Les dirigeants de Goldman Sachs mis en cause dans une fraude présumée, dont le trader français Fabrice Tourre, étaient soumis mardi à un feu roulant de questions par des sénateurs américains. L’audition devait essayer de déterminer le rôle de la prestigieuse banque d’affaires dans la catastrophe financière de 2008.

« Je nie catégoriquement les allégations de la SEC. Et je me défendrai devant la justice contre ces fausses accusations ». Fabrice Tourre s’est exprimé dans un anglais parfait mardi lors de sa déclaration préliminaire devant la sous-commission d’enquête permanente du Sénat américain.

« Je crois fermement que ma conduite a été correcte », a répété le jeune responsable financier de 31 ans, qui était à l’époque, en 2007, vice-président au sein d’une unité de produits structurés du prestigieux établissement new-yorkais. Il travaille aujourd’hui à Londres pour la même banque.
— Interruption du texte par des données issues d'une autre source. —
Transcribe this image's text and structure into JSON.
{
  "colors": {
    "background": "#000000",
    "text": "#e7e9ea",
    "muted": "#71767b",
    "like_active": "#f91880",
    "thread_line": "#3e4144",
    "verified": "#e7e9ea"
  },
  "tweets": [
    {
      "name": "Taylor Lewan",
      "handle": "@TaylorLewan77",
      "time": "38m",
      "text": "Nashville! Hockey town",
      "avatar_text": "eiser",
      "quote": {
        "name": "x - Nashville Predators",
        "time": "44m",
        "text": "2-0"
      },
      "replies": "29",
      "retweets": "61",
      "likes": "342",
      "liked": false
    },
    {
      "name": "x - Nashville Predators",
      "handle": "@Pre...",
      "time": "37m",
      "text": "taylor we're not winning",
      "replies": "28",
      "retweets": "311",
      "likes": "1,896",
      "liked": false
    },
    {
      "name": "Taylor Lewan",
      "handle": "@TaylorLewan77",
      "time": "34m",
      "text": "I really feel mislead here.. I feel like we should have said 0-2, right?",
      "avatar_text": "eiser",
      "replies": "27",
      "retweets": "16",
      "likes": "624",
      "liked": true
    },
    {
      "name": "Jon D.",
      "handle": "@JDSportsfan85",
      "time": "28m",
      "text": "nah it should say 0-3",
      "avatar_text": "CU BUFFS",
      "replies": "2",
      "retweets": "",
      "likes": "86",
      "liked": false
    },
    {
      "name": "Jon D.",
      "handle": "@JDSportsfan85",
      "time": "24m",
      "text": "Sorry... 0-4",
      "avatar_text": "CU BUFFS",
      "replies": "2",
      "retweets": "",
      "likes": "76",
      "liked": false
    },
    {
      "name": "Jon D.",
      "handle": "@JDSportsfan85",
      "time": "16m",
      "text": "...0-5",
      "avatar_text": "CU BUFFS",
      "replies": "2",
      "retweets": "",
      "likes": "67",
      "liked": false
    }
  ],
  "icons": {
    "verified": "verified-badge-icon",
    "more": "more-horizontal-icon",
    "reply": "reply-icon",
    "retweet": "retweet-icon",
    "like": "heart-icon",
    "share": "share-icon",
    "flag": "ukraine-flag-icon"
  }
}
M. Tourre est au centre de la plainte pour fraude déposée contre Goldman Sachs le 16 avril par l’autorité de régulation des marchés boursiers américaine (SEC), mais aucune charge ne le vise personnellement.

La SEC accuse la banque d’avoir trompé des investisseurs en leur faisant faire des placements sur des titres risqués, sans les informer qu’elle-même pariait sur la baisse des produits qu’elle leur faisait acheter.

M. Tourre s’est défendu en affirmant notamment que ses clients, des entités juridiques et non des particuliers, avaient une expérience des marchés suffisante.

Samedi, la sous-commission a publié des échanges de messages électroniques impliquant certains des plus hauts dirigeants de Goldman Sachs et montrant que cette banque avait pu empocher des dizaines de millions de dollars de gains grâce à la baisse du marché des crédits immobiliers à risque, ce dont la banque se défend.

Les sénateurs ont également entendu le PDG de la banque Goldamn Sachs, Lloyd Blankfein, son directeur financier David Viniar et d’autres responsables. L’audition intervient à environ six mois des élections législatives de mi-mandat et en plein débat au Capitole sur les moyens de mettre fin aux « comportements risqués » des grandes firmes de Wall Street.